Nicotine has significant central nervous system [CNS] stimulation effects. Low doses act as analgesics, higher doses cause tremors, and toxic doses result in convulsions. Nicotine directly affects the medulla oblongata, leading to respiratory depression, diaphragm and intercostal muscle paralysis, and peripheral blockade. It induces vomiting through central and peripheral actions. Chronic exposure to nicotine increases nicotinic receptor density, contributing to dependence and tolerance. Nicotine enhances gut tone and motility through parasympathetic cholinergic and ganglionic activation. Initially, bronchial and salivary secretions increase, followed by inhibition. Nicotine can be absorbed through the skin, buccal membrane, and respiratory tract, with limited absorption in the stomach but more efficient absorption in the intestines. Metabolism primarily occurs in the liver, with partial metabolism in the lungs and kidneys. The kidneys eliminate nicotine and its metabolites.

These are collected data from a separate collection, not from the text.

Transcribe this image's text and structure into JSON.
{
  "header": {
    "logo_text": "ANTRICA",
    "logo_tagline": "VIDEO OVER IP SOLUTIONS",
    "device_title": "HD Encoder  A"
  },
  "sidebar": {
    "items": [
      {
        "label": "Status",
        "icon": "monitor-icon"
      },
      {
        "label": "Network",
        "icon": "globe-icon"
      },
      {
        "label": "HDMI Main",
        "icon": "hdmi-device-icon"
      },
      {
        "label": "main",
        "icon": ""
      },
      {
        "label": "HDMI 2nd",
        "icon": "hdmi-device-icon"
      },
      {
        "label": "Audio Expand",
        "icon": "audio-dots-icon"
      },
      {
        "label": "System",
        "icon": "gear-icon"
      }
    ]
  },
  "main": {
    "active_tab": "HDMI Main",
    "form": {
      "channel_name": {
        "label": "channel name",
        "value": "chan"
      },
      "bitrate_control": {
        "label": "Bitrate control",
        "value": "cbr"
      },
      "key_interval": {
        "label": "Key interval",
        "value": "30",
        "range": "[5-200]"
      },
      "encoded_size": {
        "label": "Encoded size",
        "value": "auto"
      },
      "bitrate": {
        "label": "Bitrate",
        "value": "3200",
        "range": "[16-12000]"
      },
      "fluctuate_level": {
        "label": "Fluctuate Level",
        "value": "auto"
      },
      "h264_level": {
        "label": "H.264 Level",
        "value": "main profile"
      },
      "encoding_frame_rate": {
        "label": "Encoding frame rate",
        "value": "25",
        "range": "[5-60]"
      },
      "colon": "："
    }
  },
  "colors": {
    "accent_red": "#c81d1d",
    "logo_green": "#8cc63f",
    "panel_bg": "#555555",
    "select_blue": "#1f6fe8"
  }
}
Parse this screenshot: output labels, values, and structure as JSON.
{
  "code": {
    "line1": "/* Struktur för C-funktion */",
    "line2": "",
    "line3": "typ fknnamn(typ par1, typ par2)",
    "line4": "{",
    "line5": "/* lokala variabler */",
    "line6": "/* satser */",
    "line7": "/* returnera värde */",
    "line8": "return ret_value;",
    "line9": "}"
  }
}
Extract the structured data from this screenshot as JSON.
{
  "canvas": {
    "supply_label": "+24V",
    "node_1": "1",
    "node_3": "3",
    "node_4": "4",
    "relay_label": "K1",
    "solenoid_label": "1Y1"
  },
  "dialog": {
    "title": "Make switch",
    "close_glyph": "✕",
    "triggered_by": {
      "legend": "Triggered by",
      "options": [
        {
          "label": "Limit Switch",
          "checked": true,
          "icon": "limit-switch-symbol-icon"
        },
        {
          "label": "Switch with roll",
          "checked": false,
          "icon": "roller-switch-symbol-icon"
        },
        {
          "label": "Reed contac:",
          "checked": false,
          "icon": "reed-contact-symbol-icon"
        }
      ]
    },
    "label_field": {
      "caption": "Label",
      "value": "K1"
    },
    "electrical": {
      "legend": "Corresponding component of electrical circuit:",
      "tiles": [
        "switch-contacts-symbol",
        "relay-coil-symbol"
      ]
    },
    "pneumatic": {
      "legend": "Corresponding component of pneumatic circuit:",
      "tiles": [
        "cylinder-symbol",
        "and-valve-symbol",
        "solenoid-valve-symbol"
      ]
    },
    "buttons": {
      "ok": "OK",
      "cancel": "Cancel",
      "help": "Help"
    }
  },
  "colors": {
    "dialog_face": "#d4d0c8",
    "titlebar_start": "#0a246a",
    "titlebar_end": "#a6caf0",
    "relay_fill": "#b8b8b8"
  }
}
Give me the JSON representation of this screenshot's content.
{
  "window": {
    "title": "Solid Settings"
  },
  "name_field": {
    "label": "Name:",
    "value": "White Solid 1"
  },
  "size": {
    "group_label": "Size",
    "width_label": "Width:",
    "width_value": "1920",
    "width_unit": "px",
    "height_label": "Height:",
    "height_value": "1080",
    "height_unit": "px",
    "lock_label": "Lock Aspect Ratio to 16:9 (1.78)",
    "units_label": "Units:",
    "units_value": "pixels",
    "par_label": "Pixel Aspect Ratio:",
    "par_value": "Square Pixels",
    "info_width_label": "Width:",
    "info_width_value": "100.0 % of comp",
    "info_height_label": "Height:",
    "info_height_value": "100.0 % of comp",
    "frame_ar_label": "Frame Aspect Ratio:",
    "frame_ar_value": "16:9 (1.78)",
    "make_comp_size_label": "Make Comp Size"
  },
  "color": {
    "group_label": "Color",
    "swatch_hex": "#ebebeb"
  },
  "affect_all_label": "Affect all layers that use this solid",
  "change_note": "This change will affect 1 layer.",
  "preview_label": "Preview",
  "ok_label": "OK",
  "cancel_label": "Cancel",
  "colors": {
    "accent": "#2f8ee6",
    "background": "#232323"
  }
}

In clinical practice, nicotine is indicated for short-term replacement therapy in individuals abstaining from tobacco. Adverse effects of nicotine include salivation, abdominal pain, diarrhea, dizziness, headache, hearing difficulty, mental confusion, weakness, breathing difficulties with a weakening pulse, blood sugar irregularities, and convulsions. Severe cases can lead to respiratory failure and potentially death.